You do not have to walk on your knees
for a hundred miles through the desert, repenting.
(To live a full life, it need not be hard - we do not have to make huge sacrifices, do anything that is agains ourselves, or chastise oursleves for any moral weakness or mistakes.)
You only have to let the soft animal of your body love what it loves.
(Just sinking in to what is right here already - our body - and listening, trusting. It knows. It is such a source of wisdom! But also such a source of quiet pleasure!)
Tell me about despair, yours, and I will tell you mine.
Meanwhile the world goes on.
Meanwhile the sun and the clear pebbles of the rain
are moving across the landscapes,
over the prairies and the deep trees,
the mountains and the rivers.
(Our despair, our emotions, our daily concerns and worries exist. Yes. We share them. We are not alone in that. And it is not all. Not even close - in this context, in the vastness of nature, time, of which we are. Let us not forget that either!)

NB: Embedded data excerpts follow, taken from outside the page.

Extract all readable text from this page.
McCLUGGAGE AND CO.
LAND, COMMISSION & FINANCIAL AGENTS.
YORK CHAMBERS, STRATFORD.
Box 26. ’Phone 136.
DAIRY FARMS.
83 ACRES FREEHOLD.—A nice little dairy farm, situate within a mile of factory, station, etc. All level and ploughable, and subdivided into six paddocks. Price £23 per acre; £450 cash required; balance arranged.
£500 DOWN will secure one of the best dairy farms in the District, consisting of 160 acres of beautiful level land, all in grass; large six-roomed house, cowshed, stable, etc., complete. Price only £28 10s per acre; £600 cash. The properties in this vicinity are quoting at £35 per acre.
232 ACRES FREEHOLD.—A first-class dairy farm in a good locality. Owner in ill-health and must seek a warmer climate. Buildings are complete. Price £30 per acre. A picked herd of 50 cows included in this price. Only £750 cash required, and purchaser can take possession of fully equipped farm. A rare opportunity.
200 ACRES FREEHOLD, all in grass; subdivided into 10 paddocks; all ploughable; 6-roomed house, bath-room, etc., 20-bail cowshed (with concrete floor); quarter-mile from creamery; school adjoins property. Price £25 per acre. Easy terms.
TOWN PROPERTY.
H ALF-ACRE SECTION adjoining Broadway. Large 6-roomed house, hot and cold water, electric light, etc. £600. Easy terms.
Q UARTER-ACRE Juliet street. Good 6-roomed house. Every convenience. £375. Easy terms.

Meanwhile the wild geese, high in the clean blue air,
are heading home again.
(If we watch, if we grow quiet and patient enough to notice, nature - the geese, our body, our dreams - they will always {and quickly if we just ask and then listen}, show us the way to our true home.)
Whoever you are, no matter how lonely,
the world offers itself to your imagination,
calls to you like the wild geese, harsh and exciting —
over and over announcing your place
in the family of things.
(All we need, no matter our past, no matter our present, no matter our trauma, no matter our inner critic, or spiraling mind, or hurting body, no matter, all we need is already before us.)
Momo (whom I speak of in the previous posts), with the guidance of a tortoise, found the place were time begins, is created, and can stop - the origin of life, existence, and the very place she needs to find in order to defeat the Men in Grey who steal all of people’s time with a haze of smoke, with the manipulations and misconceptions that we must hurry, accomplish, be productive! In this place she found the lilies that are in the heart of each of us. Unique, and many for each person, growing, blooming wilting, over and over throughout our life. She found this place, not by walking on her knees, or some other god-awful and difficult way, but by following a tortoise, who seemed to go so, so slow and make absolutely no sense! And as she got closer to the center, where the wizard of time, Professor Hora, resided, she even had to walk backwards, of all things, not seeing, but it was the only way forward. Such nonsense, but that’s the truth of it in this life, and why we struggle so hard to find it.
Cancer, a great teacher for me, as well as a recent experience with a vipassana meditation “boot-camp,” strips so much of the smoke away, revealing the gift that has always been right in front of us, announcing itself to us over and over. And then there is our daily practice of re-remembering all this, because we will forget it again, every few minutes!
So my prayer, my wish for all of us, myself included, is that we let the soft animal of our body love what it loves, and learn to trust, and follow, the silent, slow, and dear tortoise.